Art of the deal: Trump, Dems look for common ground to close tax loopholes
Venture capitalists, investors left unfazed
Both President Trump and Capitol Hill Democrats head into negotiations over tax reform vowing to put the squeeze on hedge fund managers by closing the carried interest tax loophole — a point of agreement that held out promise for becoming a foundation for a once-in-a-generation deal.
There’s one problem: Hedge fund managers don’t use the tax break for carried interest — a share of investment profits earned by money managers (usually 20 percent) that are taxed at the capital gains rate of 15 percent rather than at the top rate of 39.6 percent on ordinary income.
The tax break only applies to investments held for more than a year, and hedge fund managers make most of their money in quick trades.

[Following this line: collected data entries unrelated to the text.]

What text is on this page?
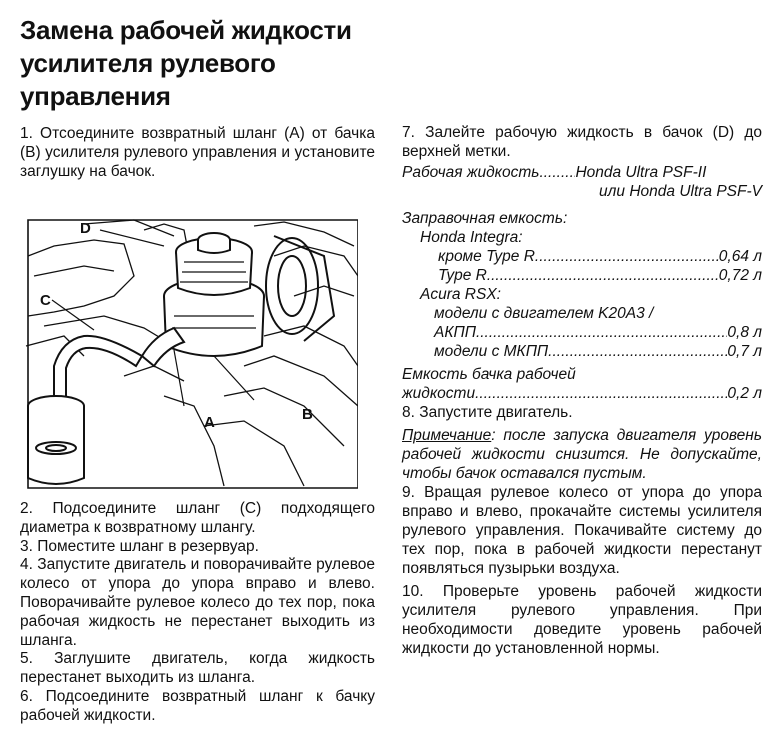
Замена рабочей жидкости усилителя рулевого управления

1. Отсоедините возвратный шланг (A) от бачка (B) усилителя рулевого управления и установите заглушку на бачок.

D
C
A	B

2. Подсоедините шланг (C) подходящего диаметра к возвратному шлангу.

3. Поместите шланг в резервуар.

4. Запустите двигатель и поворачивайте рулевое колесо от упора до упора вправо и влево. Поворачивайте рулевое колесо до тех пор, пока рабочая жидкость не перестанет выходить из шланга.

5. Заглушите двигатель, когда жидкость перестанет выходить из шланга.

6. Подсоедините возвратный шланг к бачку рабочей жидкости.

7. Залейте рабочую жидкость в бачок (D) до верхней метки.

Рабочая жидкость ..... Honda Ultra PSF-II
или Honda Ultra PSF-V
Заправочная емкость:
Honda Integra:
кроме Type R .....	0,64 л
Type R .....	0,72 л
Acura RSX:
модели с двигателем K20A3 /
АКПП .....	0,8 л
модели с МКПП .....	0,7 л
Емкость бачка рабочей
жидкости .....	0,2 л

8. Запустите двигатель.

Примечание: после запуска двигателя уровень рабочей жидкости снизится. Не допускайте, чтобы бачок оставался пустым.

9. Вращая рулевое колесо от упора до упора вправо и влево, прокачайте системы усилителя рулевого управления. Покачивайте систему до тех пор, пока в рабочей жидкости перестанут появляться пузырьки воздуха.

10. Проверьте уровень рабочей жидкости усилителя рулевого управления. При необходимости доведите уровень рабочей жидкости до установленной нормы.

To reduce their tax bills, they are more likely to park their huge earnings — the top 25 hedge fund managers combined made $10.9 billion last year, according to Forbes — in offshore tax havens such as Bermuda.
It explains why the hedge fund industry shrugs off persistent attacks on their profession from politicians, usually on the left, and calls for an end to the tax code’s special treatment of carried interest.

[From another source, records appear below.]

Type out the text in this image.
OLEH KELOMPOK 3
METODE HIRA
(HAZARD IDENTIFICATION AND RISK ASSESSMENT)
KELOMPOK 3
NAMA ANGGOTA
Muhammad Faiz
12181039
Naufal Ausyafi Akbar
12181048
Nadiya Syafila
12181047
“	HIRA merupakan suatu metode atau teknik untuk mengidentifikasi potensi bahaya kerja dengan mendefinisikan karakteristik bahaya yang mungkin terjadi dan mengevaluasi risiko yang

But those that benefit from the tax break — private equity, venture capitalists, real estate investors — are just as confident it will survive Mr. Trump’s reforms.
“There’s no interest in changing the long-term capital gains treatment,” said James Maloney, vice president of public affairs at the American Investment Council. “It is only for the short-term capital gains treatment and re-characterizing that as ordinary income. But the rate would not change because it is already equivalent to the ordinary income rate.”